Said history was referred to in the top level comment that started this discussion.

I've had as a low priority idea for a few years implementing a web MVC framework that is somewhat closer to the original inspiration - not because it makes sense for generating HTML (though it actually works quite well for that) - but because it would reduce the impedance mismatch with a client-side library using the original MVC pattern.

I have not actually done this for a number of reasons. The top one being that when you scratch an itch that you think someone else should have, it is much less fun and likely to work right than when you scratch your own itch. But it still bugs me that nobody has written one that works like I think it should...


What I meant was that Struts wasn't the first mention of MVC in relation to web apps - lots of people were rolling their own frameworks in 2000/2001 and MVC was a common buzzword.

As most developers in those days hadn't started with web apps it wasn't surprising that the term MVC was used - e.g. we were writing MVC C++ wrappers for simulations in 93/94 and Java MVC simulations in applets from '95.


I agree that Struts wasn't first on the web.

But a 2000-2001 handrolled MVC framework does not qualify as "pre-Struts".


LOL ... I am old! I learned MVC developing MFC apps back in the 90s!!


I resemble that remark... I'm also old.

I was writing RDBMS in dBase, compiled with Clipper, on MS-DOS, in the early 1990's, when I was about 30 years of age. (I was the "old guy" 20 years ago)

Wow! The decades just keep passing by with increasing relevant speed.


Clipper! yes that was the first language I used professionally.

I tell the younger guys that before IDE's and flat memory models were around, when you programmed, you went looking to buy three things.

1. Language/Compiler 2. Linker 3. Editor

And you will spend just as much time in the linker file (segmented memory back then) as you did coding.

The newer tools are just light years ahead of where they started back then. Its one area I will never look back at and wish it was still around.

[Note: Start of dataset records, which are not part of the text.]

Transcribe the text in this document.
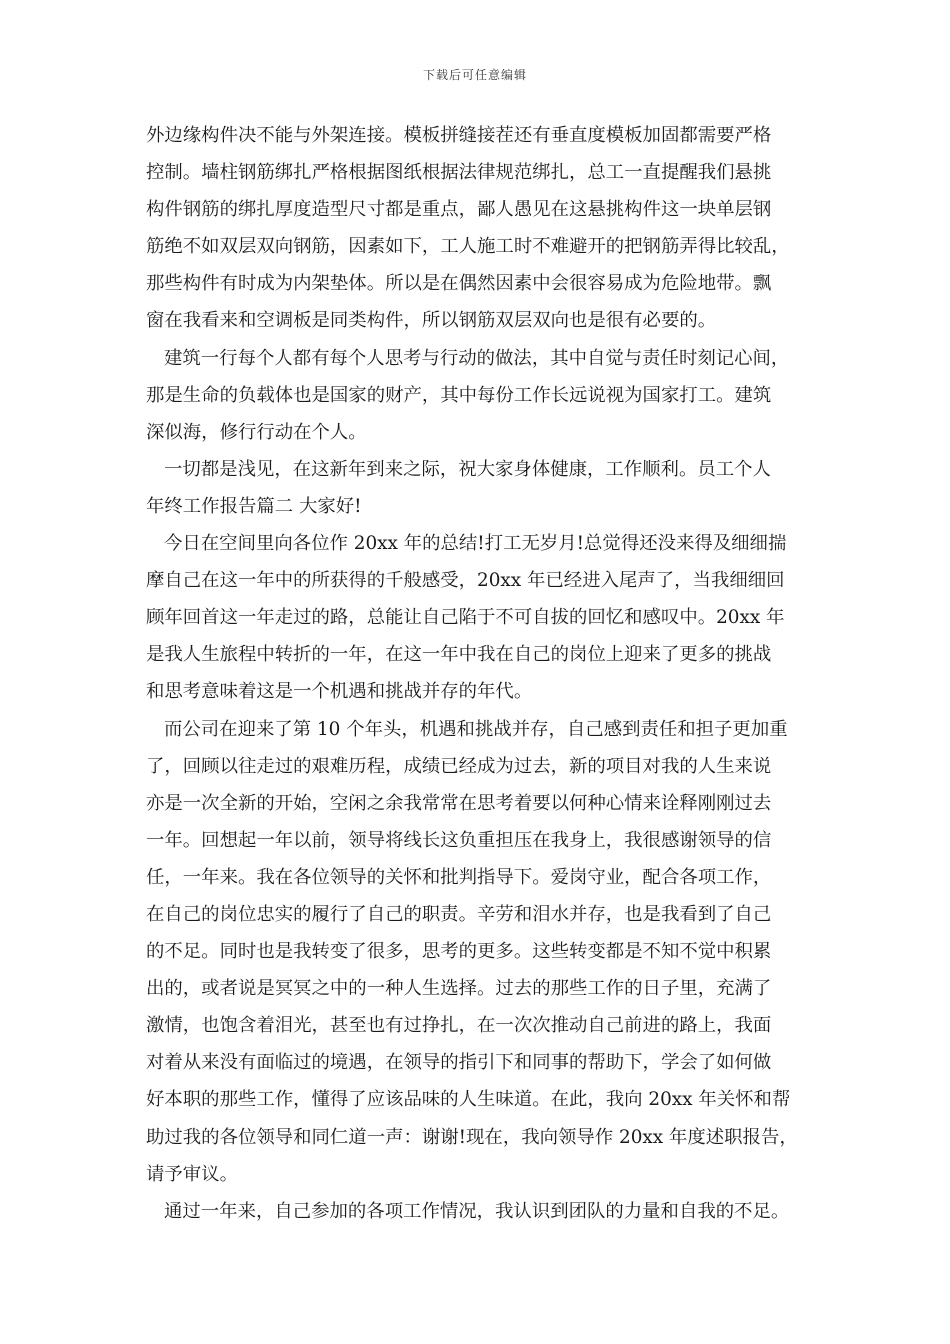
下载后可任意编辑
外边缘构件决不能与外架连接。模板拼缝接茬还有垂直度模板加固都需要严格
控制。墙柱钢筋绑扎严格根据图纸根据法律规范绑扎，总工一直提醒我们悬挑
构件钢筋的绑扎厚度造型尺寸都是重点，鄙人愚见在这悬挑构件这一块单层钢
筋绝不如双层双向钢筋，因素如下，工人施工时不难避开的把钢筋弄得比较乱，
那些构件有时成为内架垫体。所以是在偶然因素中会很容易成为危险地带。飘
窗在我看来和空调板是同类构件，所以钢筋双层双向也是很有必要的。
建筑一行每个人都有每个人思考与行动的做法，其中自觉与责任时刻记心间，
那是生命的负载体也是国家的财产，其中每份工作长远说视为国家打工。建筑
深似海，修行行动在个人。
一切都是浅见，在这新年到来之际，祝大家身体健康，工作顺利。员工个人
年终工作报告篇二 大家好!
今日在空间里向各位作 20xx 年的总结!打工无岁月!总觉得还没来得及细细揣
摩自己在这一年中的所获得的千般感受，20xx 年已经进入尾声了，当我细细回
顾年回首这一年走过的路，总能让自己陷于不可自拔的回忆和感叹中。20xx 年
是我人生旅程中转折的一年，在这一年中我在自己的岗位上迎来了更多的挑战
和思考意味着这是一个机遇和挑战并存的年代。
而公司在迎来了第 10 个年头，机遇和挑战并存，自己感到责任和担子更加重
了，回顾以往走过的艰难历程，成绩已经成为过去，新的项目对我的人生来说
亦是一次全新的开始，空闲之余我常常在思考着要以何种心情来诠释刚刚过去
一年。回想起一年以前，领导将线长这负重担压在我身上，我很感谢领导的信
任，一年来。我在各位领导的关怀和批判指导下。爱岗守业，配合各项工作，
在自己的岗位忠实的履行了自己的职责。辛劳和泪水并存，也是我看到了自己
的不足。同时也是我转变了很多，思考的更多。这些转变都是不知不觉中积累
出的，或者说是冥冥之中的一种人生选择。过去的那些工作的日子里，充满了
激情，也饱含着泪光，甚至也有过挣扎，在一次次推动自己前进的路上，我面
对着从来没有面临过的境遇，在领导的指引下和同事的帮助下，学会了如何做
好本职的那些工作，懂得了应该品味的人生味道。在此，我向 20xx 年关怀和帮
助过我的各位领导和同仁道一声：谢谢!现在，我向领导作 20xx 年度述职报告，
请予审议。
通过一年来，自己参加的各项工作情况，我认识到团队的力量和自我的不足。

It is a well-documented fact that time passes as a percentage of life lived. There is far less relative distance between decades for me now than there was between my fourth and fifth birthdays. I have kids who have kids, and they weren't around for that last episode of MASH (left out the asterisks for formatting reasons) that I'm pretty sure (in what's left of my mind) was first aired a couple of years ago.


A friend of mine told me this longer ago than I care to be reminded of. "The older you are, the faster time goes. The telescoping effect can be quite startling."